Ask any oral health professional and they will tell you that missing teeth can be replaced in many ways, including removable partial or full dentures, bridges on prepared teeth, bridges attached to teeth, and dental implants.
But as everyone knows, dental implants – which have been used to replace missing teeth in clinical dental practices since the 1980s – work best when there is healthy bone to anchor the implant to during the post-healing phase. place.
“A conventional cylindrical dental implant requires a finite height and width of bone to achieve primary stability,” says A/Prof Judge. “This is not always amenable in situations where the tooth has been missing for a significant period of time.”
He says 1.5mm of bone is usually required around all aspects of the implant to ensure stability and blood supply to the healing surfaces.
In cases where there is reduced bone volume, the lack of blood supply reduces predictable healing outcomes while reduced stability means there is increased micromotion across the bone-implant interface resulting in unfavorable fibrous union as opposed to osseointegration of the implant to the bone.
“Some patients do not have enough healthy bone in their jaw as a result of losing it through trauma or diseases such as oral cancers, while others have a deficit due to having their teeth extracted years ago,” says A/Prof Judge.
Patients with impaired bone healing have a reduced chance of success, he adds. “These will include patients who currently smoke, have uncontrolled diabetes, have had radiation to the head and neck, or are taking certain medications to help manage osteoporosis.”
A/Prof Judge says dental implants that have a fixed tooth replacement option when placed in the back of the mouth results in patients regaining the ability to chew food effectively thereby improving digestion.
Implants placed in the anterior regions can support tooth replacements similar in dimension and aesthetic appearance to natural teeth, he says.
“Having confidence in your smile is an important part of socialization and helps with job opportunities and other milestone achievements.”
A/Prof Judge explains that the RBI came about because he and his fellow inventors, dental surgeon Dr Tim Gazelakis and physicist Joseph Palamara, recognized that with one in 10 patients missing teeth that cannot be helped by current implants in market, conventional implants were clearly not an option for everyone.
The RBI team faced many hurdles to get the project to this stage of development, including the impact from COVID-19, as well as the numerous ethics clearances required to advance both animal and human studies.

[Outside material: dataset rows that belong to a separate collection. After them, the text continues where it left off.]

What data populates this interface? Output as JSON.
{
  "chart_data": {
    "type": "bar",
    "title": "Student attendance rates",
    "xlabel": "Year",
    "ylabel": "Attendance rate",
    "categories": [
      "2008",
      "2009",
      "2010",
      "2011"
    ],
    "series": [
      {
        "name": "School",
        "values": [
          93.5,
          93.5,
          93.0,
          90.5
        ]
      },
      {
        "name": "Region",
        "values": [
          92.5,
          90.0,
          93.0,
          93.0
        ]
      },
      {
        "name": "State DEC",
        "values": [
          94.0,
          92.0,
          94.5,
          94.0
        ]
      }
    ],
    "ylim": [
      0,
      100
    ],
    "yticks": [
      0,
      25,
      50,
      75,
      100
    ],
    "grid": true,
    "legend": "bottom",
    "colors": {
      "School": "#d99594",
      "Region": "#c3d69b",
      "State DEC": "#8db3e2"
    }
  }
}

However, the design of the rectangular block implant has been constant since the original CAD drawings 12 years ago, says A/ Prof Judge, with the matching surgical tip providing the rectangular osteotomy the main thing that has changed since the development of the first prototype .
While the sites the team are working on are among the most difficult to deal with both masticatory loads and bone volume, A/Prof Judge says the concept has been “extremely successful in initial animal studies”. In human trials, it has achieved the same level of success as conventional implants.
To date, the development team has successfully placed implants in two patients, both of whom had positive bond and soft tissue responses.
The project has so far attracted funding from the Biomedical Translational Bridge Program as well as a Medical Research Commercialization grant from the University of Melbourne. An Australian Seed Grant Financial Accelerator from the Department of Education will enable the team to work with the Australian manufacturer Signature Orthopedics.
Proof-of-concept clinical trials in humans have recently begun, with the trial being the first step in commercializing RBI.